Sakura kept her head down and kept walking, her shoes clicking against the pavement. A familiar, booming orange voice called out somewhere far behind her in the courtyard.

"Hey, Sasuke! Wait up!"

She didn't look back to see if he did.

The rain began to fall much harder now, turning into thin needles that stung against her exposed skin. Her school uniform jacket rapidly darkened at the shoulders as it absorbed the water. Her pink hair flattened, clinging to her damp cheeks. Her shoes struck the wet pavement with soft, tired, repetitive sounds.

Every single step she took carried her farther away from the clean, warm school building and closer to the heavy smell of roasted coffee beans, steamed milk, sticky counters, and hours of aching feet.

An afternoon shift. Then another night shift. Then home to the empty apartment. Then a few hours of sleep. Then the alarm. Then repeat.

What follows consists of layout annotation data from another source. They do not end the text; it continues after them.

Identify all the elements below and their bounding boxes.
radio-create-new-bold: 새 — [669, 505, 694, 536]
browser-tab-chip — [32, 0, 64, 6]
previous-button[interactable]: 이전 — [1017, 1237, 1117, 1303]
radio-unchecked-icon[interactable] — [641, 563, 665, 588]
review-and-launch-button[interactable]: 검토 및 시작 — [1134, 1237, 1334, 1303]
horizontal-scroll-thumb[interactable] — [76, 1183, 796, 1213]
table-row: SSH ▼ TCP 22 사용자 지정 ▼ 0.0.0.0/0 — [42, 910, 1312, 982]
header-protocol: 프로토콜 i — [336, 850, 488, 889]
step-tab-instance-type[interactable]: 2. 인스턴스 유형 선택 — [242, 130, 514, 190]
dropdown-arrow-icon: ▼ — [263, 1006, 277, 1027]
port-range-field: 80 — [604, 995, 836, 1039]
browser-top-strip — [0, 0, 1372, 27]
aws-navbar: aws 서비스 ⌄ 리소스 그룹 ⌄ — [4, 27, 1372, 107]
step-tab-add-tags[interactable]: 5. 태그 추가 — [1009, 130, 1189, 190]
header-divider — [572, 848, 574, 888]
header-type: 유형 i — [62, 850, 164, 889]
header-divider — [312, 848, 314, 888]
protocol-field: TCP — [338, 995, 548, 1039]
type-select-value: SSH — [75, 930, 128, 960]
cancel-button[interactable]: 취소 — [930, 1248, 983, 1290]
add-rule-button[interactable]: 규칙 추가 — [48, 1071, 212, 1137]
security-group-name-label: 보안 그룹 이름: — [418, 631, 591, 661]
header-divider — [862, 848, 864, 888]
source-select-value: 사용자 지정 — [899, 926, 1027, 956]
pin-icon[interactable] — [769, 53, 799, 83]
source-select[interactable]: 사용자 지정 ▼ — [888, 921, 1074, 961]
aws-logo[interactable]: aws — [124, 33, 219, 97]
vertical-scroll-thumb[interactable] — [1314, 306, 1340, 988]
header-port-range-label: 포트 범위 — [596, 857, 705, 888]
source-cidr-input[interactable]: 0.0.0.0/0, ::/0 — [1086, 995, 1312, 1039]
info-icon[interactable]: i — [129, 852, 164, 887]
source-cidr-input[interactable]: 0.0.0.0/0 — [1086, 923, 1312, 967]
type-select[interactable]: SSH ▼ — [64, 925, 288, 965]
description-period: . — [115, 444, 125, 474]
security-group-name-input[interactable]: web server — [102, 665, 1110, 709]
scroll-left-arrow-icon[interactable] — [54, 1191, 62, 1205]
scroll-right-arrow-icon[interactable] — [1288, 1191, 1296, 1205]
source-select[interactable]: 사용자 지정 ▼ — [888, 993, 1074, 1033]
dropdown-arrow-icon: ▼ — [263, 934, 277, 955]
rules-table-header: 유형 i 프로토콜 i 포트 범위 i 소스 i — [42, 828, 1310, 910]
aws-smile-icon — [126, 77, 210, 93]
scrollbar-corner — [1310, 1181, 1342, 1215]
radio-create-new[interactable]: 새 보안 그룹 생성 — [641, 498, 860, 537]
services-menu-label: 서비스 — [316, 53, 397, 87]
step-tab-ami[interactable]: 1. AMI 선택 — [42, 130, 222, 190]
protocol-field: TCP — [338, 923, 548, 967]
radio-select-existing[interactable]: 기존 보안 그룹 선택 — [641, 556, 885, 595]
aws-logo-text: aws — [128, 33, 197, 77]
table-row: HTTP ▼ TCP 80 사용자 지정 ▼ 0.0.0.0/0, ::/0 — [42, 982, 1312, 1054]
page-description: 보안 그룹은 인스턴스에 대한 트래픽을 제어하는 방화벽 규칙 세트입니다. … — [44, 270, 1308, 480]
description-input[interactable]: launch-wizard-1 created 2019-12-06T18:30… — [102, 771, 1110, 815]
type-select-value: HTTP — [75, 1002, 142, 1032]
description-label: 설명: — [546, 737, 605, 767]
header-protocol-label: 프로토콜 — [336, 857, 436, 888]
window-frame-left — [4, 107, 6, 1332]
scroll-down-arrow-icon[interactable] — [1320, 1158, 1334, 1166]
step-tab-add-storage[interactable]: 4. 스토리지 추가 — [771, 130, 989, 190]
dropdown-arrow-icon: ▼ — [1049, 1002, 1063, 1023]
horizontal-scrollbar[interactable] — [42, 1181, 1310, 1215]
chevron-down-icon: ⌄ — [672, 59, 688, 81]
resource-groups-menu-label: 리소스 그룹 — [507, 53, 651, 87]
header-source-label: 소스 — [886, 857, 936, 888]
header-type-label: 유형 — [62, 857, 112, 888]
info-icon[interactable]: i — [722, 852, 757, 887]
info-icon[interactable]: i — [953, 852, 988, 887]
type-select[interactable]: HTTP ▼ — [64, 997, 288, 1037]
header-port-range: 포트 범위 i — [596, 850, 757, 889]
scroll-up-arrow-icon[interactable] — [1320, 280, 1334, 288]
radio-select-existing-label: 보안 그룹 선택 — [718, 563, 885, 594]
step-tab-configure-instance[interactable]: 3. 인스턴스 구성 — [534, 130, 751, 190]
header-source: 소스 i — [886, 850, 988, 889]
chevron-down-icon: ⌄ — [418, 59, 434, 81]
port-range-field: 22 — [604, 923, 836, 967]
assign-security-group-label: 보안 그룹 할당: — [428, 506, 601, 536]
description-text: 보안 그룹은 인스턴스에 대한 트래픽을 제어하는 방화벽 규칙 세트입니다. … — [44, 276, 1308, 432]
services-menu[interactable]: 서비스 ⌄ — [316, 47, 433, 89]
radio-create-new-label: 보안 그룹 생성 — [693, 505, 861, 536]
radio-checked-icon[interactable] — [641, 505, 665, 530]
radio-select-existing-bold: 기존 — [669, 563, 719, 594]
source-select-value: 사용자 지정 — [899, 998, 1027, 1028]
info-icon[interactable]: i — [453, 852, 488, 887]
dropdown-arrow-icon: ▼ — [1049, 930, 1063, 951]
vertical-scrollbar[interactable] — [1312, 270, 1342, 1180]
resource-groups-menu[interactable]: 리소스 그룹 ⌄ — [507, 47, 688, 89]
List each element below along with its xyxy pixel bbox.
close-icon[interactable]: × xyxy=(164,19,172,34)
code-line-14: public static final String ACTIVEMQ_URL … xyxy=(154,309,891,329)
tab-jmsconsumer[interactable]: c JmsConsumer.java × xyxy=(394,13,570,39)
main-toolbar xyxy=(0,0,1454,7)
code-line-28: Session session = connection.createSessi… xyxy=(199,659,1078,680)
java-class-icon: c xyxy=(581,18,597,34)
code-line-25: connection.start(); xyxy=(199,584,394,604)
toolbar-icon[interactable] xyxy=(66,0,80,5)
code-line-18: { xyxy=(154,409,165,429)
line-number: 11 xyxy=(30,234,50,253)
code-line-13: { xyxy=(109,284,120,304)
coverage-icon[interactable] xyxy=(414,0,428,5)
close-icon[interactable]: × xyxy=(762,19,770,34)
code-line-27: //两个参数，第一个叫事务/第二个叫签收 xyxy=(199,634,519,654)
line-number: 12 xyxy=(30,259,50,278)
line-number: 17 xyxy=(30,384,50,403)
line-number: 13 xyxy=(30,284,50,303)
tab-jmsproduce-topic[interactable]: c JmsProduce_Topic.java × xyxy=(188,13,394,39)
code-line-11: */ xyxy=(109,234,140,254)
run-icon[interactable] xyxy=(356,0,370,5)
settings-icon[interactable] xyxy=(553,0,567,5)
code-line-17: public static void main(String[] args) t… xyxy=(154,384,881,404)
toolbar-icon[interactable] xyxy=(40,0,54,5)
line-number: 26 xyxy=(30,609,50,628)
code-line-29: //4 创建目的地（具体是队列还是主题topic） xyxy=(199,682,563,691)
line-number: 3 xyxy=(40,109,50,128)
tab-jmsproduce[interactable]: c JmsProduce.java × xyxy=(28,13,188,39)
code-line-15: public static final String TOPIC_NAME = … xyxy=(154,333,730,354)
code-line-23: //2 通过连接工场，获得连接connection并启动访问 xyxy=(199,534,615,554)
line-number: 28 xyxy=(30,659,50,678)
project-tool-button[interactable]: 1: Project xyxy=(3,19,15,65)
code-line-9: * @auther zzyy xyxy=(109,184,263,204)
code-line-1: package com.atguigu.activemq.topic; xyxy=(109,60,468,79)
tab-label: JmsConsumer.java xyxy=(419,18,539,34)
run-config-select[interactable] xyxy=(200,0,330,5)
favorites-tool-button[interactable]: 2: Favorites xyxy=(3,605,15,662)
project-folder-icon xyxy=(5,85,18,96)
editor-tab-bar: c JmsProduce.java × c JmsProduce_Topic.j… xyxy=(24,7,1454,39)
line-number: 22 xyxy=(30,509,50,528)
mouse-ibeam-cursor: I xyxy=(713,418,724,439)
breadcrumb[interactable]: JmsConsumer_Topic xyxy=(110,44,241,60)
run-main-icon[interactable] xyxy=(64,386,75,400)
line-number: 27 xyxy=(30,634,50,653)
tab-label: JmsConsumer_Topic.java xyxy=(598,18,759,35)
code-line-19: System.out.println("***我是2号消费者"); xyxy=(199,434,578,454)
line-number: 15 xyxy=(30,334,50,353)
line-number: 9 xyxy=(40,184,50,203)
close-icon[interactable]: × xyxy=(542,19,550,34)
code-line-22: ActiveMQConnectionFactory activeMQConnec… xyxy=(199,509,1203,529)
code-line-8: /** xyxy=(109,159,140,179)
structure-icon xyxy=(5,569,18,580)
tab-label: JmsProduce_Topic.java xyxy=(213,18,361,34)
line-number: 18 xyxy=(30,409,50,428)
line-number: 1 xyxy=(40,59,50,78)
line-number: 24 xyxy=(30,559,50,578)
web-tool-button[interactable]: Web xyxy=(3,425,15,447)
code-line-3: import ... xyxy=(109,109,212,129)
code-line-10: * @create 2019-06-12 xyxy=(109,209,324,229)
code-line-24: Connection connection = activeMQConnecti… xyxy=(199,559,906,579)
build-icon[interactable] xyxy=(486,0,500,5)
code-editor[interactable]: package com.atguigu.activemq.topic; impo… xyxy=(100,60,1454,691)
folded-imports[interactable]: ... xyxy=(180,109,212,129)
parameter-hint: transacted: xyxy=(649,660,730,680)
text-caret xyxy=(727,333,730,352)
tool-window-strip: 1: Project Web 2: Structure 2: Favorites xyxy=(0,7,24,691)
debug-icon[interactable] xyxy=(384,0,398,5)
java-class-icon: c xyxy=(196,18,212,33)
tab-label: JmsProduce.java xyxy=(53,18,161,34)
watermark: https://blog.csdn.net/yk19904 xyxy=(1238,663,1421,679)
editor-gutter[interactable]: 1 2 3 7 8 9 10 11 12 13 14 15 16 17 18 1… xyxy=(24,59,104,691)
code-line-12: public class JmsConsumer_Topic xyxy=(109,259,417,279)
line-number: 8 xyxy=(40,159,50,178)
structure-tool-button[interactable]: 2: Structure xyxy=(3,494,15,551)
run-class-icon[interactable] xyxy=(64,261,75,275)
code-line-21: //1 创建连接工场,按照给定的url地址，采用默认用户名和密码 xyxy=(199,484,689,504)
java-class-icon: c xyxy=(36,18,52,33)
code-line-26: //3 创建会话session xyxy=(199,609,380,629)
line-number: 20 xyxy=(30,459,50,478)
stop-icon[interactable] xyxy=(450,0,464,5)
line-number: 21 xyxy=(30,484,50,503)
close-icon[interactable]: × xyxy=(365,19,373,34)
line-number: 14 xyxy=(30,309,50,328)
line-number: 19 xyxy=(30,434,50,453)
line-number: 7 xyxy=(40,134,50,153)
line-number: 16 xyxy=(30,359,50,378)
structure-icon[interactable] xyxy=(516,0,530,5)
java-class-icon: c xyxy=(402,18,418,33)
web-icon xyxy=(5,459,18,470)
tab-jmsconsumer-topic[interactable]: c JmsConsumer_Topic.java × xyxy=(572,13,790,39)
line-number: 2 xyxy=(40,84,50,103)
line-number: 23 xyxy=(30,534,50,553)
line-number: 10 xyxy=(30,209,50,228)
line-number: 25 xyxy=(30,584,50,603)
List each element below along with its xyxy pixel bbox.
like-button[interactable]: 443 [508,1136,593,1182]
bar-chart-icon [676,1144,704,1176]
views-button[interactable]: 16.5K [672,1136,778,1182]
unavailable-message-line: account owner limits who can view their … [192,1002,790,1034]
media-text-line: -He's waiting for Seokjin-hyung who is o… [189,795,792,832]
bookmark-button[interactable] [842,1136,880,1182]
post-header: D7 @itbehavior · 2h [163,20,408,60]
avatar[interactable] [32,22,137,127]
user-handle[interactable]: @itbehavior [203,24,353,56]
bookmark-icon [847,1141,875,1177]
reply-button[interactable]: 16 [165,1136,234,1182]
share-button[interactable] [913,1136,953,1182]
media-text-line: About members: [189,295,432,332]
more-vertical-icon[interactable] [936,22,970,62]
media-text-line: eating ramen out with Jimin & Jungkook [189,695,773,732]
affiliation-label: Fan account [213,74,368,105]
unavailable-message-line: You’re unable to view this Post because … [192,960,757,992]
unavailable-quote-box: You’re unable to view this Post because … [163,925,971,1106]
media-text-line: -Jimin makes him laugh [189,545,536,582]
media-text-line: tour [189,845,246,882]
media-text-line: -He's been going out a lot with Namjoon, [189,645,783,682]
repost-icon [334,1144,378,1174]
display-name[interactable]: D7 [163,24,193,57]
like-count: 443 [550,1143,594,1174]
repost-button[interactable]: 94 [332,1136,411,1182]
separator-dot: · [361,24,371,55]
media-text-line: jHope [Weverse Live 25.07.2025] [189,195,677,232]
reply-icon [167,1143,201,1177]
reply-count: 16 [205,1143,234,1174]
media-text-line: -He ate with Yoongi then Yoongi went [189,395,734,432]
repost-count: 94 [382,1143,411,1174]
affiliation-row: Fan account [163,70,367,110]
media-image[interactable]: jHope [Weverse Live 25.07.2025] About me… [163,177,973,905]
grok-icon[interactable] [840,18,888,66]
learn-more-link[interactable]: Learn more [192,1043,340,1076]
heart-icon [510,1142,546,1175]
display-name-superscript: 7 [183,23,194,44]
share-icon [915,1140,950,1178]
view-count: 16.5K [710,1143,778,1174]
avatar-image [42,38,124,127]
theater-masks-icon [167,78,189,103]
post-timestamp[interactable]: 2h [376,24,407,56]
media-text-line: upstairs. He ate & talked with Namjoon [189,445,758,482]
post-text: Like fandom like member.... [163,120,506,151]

Sakura hugged her torn bag tightly against her chest, using her own body to protect her school notebooks from the encroaching rain. Her stomach cramped painfully again from the emptiness, and her headache throbbed behind her eyes. Her entire physical body was begging her to just stop walking.

She didn't stop.

Stopping was a luxury meant for people who actually had a safe, warm place waiting to receive them. Sakura Haruno only had places she absolutely needed to be.

So she quickened her pace, stepping out into the pouring rain, into the gray city, and into the rest of a long day that had barely even begun.